Now Dunne could tell them all of the smuggled guns, the ‘convict’ invasion and how the teeth of the plot had been drawn by the sinking of the
Three Bees
. ‘That is where, originally, the bank robbery came into the picture. For guns, and gunners, you need money. And you need local help, for whom greed and need may easily overcome loyalty.

‘So, first,’ said the Patterer, ‘consider the robbery. As usual, the ancients, this time Cicero, had it to rights – “
Cui bono
?”: “To whose profit?”

‘To answer, we must examine what was stolen – and what was
not
stolen. It first occurred to me that perhaps there had been, in the complete sense, no robbery at all.’

He turned to the bank manager, Mr Thomas McVitie. ‘Would it not be in the interests of the bank to disguise its recent less-than-stellar performance under the cover of the apparent theft of assets that did not exist? For example, the tally of banknotes stolen has varied widely, day by day. What was it exactly – 14000 pounds or 17000? More? Less? Much of the coinage was literally small change, although some of the silver may have served an odd purpose. More of that later.

‘The strangest thing was that the thieves, it seems, left the most negotiable booty – 2000 sovereigns, already neatly boxed, and a chest of silver plate.

‘Let’s say it was a straightforward theft. If, as one arrested man deposes, the paper money was meant to pay the front-line thieves and the gold and plate was not wanted, what then was in it for the organiser, the ringleader?

‘You have needed money, Mr McVitie, lots of it. You have had to seek postponement of instalments payable on land you have bought.’ The banker was ashen, but Dunne smiled. ‘Rest easy, sir, others have aroused greater suspicion. For example, there is bold Captain Macarthur. He recently held me hostage’ – Dunne ignored the confused noise – ‘and tormented and threatened violence for my taking too much interest in the robbery.’ He did not add ‘and too much interest in his wife’ but simply continued. ‘This was in the ransacked vault, to which, as a bank director, doubtless he always had access. The Reverend Marsden helped him, by the by.

‘Could he have arranged the robbery of his own bank? He is rich, but always greedy for more. And you recall that I have said all the plots intersect? Well, he is certainly a good friend to the French, even when they have come here as spies. In 1825, he feted Hyacinthe de Bougainville, and a year later Jules d’Urville brought olive trees – olive branches? – to him from France. We know now that the French Ministry of the Navy ordered Bougainville to note secretly “the fortifications of targets” here, and that he remarked that the colony, “far away from England, could so easily be snatched away before a rescue could be mounted”.

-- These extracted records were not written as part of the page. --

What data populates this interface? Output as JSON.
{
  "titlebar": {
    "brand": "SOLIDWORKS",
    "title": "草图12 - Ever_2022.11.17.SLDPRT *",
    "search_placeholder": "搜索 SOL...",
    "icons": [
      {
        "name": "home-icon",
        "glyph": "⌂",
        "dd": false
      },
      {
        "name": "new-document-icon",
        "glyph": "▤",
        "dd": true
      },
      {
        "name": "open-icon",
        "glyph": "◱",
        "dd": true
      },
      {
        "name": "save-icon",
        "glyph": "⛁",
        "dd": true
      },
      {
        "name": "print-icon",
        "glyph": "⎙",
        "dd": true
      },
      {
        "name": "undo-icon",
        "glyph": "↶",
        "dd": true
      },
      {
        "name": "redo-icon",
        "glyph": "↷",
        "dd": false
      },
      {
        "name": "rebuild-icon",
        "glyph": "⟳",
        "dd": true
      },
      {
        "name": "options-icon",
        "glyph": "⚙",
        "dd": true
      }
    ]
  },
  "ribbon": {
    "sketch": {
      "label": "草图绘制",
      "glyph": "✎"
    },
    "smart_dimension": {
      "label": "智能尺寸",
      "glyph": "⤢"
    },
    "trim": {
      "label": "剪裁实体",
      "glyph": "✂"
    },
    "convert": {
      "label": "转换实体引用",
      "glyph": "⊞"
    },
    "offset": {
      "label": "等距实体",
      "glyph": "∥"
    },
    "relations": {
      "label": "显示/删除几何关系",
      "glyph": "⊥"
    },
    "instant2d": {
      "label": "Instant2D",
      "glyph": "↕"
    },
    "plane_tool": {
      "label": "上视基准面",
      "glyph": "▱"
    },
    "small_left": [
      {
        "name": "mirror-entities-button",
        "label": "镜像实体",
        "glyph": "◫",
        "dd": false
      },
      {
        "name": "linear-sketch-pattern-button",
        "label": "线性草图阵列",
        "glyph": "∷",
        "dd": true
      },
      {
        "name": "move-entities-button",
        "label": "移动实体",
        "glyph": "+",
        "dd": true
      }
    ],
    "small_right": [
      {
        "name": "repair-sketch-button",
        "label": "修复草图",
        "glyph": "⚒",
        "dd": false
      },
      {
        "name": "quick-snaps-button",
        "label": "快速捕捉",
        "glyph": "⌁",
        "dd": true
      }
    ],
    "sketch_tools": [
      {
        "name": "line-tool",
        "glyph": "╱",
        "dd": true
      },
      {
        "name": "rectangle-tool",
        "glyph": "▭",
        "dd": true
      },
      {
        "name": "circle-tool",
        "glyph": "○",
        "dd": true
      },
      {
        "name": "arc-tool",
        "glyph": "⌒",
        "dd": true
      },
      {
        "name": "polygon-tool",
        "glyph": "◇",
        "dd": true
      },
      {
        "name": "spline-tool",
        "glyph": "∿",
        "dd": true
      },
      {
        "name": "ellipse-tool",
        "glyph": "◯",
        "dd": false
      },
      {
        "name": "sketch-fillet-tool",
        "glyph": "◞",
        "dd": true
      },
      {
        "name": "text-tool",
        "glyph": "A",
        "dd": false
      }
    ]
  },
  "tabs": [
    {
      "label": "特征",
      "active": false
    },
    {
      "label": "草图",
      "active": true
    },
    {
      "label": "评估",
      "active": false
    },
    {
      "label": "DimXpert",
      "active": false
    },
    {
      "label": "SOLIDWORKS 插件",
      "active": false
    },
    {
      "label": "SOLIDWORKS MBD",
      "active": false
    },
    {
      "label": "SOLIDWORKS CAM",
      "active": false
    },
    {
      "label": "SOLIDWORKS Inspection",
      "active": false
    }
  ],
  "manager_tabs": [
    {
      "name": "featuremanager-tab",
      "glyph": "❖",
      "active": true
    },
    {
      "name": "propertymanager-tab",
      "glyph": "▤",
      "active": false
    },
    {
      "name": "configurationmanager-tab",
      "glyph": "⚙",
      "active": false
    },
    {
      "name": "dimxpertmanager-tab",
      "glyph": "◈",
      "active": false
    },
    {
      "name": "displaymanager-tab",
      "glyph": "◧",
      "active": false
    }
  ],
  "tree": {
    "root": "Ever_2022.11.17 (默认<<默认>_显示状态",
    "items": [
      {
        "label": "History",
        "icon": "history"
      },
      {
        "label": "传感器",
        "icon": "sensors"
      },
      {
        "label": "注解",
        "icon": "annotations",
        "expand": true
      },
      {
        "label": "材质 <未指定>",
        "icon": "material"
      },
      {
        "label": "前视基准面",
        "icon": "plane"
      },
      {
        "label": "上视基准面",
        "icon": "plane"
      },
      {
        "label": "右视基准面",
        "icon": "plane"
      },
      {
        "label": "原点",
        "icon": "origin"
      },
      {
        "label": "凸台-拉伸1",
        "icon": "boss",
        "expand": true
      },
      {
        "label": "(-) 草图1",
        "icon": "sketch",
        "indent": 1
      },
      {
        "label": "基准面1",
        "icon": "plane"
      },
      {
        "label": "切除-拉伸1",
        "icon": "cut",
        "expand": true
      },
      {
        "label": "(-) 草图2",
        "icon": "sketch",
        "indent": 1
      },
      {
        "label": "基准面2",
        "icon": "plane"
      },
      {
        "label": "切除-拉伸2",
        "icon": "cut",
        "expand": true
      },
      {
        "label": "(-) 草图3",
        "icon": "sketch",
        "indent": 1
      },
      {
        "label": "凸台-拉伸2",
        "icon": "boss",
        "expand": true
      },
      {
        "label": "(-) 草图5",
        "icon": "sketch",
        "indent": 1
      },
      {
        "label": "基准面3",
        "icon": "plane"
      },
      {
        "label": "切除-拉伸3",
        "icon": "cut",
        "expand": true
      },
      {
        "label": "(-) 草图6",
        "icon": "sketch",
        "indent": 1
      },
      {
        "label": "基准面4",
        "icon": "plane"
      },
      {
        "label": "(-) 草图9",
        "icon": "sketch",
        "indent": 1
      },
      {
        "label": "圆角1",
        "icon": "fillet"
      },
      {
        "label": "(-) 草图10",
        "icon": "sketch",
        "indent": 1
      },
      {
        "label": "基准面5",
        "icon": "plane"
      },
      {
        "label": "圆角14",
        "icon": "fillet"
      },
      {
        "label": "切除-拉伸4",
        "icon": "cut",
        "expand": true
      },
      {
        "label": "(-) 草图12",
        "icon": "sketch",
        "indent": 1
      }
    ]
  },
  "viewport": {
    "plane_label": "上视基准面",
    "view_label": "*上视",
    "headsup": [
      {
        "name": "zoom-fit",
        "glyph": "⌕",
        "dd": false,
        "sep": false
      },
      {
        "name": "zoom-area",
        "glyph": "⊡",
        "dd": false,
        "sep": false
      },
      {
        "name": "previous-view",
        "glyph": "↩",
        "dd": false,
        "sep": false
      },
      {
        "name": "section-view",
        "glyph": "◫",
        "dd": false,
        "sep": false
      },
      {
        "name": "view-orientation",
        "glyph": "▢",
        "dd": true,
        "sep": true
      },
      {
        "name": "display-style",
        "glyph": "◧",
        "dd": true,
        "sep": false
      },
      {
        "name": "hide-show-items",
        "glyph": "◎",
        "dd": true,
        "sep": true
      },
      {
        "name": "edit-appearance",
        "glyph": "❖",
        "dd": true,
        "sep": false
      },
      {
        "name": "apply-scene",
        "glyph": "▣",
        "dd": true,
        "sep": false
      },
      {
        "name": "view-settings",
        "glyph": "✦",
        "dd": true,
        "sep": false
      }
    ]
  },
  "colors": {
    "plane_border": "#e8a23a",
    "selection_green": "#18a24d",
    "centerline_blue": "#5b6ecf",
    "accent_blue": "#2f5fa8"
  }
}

‘D’Urville had instructions to seek a place suitable for the deportation of criminals – a familiar ring? – and anchorages for large warships. We were at peace, naturally!’

The Patterer gave his audience a moment and drew breath. ‘I think the revolutionary plot just thwarted was laid by someone here during the visit in 1826, with d’Urville, or another officer.

‘So, Mr Macarthur, did you conspire with the French? Rob your own bank? The answer to each question is no. But even if you had, your legal defence would surely be successful – “
Furiosus furore solum punitur
”…“The madness of the insane is punishment enough”.’

He ignored the crimson-faced ‘Exclusive’ and focused on Mrs Macarthur, with whom he had no argument. ‘He is, for once, innocent. But crazed. Take him home, madam. Keep him home.’

She nodded; perhaps, in part, as thanks for the small mercy of discretion.

‘And Mr Marsden. You wear a bee badge: a code in our crime. In your case, I find it a harmless relic of your early failed endeavours as a genuine apiarist.’